En plus de cela, diviser les 12 milles en trois morceaux distincts m’a aidé à me concentrer sur les points géographiques plutôt que sur la vitesse à laquelle j’allais. J’ai apprécié les différentes mini-aventures dans lesquelles je me suis mené, et cela m’a rappelé que les longs runs ne se résument pas à des mesures.

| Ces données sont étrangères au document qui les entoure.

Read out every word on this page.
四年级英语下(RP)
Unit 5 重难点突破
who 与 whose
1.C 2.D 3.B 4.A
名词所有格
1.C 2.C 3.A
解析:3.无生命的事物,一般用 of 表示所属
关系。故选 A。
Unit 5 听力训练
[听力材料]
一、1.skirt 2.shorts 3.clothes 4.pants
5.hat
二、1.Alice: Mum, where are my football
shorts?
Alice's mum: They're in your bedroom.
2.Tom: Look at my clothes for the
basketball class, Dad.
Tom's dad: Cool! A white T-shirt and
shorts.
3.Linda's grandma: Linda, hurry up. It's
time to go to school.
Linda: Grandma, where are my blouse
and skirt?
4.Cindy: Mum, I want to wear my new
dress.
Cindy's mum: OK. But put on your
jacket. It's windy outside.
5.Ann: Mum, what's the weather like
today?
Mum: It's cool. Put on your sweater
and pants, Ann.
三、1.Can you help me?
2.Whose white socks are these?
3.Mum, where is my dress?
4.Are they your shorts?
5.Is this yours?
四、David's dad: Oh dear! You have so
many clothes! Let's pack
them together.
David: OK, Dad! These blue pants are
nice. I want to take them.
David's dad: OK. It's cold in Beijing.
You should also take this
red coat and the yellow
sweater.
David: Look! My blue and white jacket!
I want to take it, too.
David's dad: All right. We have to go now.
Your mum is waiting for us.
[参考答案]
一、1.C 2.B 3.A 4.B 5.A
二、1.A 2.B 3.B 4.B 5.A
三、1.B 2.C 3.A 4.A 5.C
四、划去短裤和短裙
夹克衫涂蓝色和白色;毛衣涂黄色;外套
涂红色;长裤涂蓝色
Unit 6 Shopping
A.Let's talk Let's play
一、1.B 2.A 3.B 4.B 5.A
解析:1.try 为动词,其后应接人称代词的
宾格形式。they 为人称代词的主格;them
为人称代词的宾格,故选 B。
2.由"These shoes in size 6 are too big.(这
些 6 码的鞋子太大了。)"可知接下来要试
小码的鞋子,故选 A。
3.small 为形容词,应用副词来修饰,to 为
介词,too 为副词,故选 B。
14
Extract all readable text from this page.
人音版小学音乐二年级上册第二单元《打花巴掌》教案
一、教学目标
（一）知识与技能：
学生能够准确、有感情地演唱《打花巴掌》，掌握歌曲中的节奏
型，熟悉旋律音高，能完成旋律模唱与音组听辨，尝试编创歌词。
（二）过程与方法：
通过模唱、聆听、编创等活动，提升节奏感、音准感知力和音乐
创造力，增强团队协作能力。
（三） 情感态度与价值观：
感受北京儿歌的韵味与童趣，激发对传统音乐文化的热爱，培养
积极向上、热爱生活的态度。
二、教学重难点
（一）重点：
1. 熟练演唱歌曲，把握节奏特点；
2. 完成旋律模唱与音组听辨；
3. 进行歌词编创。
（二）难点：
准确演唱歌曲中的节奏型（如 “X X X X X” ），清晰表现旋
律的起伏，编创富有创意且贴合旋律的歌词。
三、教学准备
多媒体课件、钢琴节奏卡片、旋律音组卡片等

3. De très grandes collines
Je sais qu’ajouter des collines à une longue course peut sembler contre-intuitif par rapport au grand objectif de « garder les choses faciles », mais écoutez-moi : pour ma première course de 10 milles dans cette version, j’ai parcouru un itinéraire dans ma ville natale avec deux longues et extrêmement raides collines au retour de mon itinéraire aller-retour. (Bien que je ne sois pas sûr de la pente exacte, la pente est l’une des plus raides que j’ai jamais gravies, et il s’agit essentiellement de deux collines d’un quart de mile avec un tronçon plat d’un demi-mile entre les deux.)
Ces collines ne sont pas le genre de collines que vous pourriez parcourir sur une longue course typique. Ils sont du genre à vous arrêter net et à vous obliger à marcher ou à traîner les pieds, ce qui est exactement ce que j’ai fait. Cela m’a en fait donné l’occasion de vérifier et d’évaluer mes efforts pour m’en assurer. en fait j’avais froid.
De plus, savoir qu’il y aurait une grande colline décousue vers la fin de ma course sur le chemin du retour m’a empêché d’accélérer à la fin pour essayer de battre le chrono.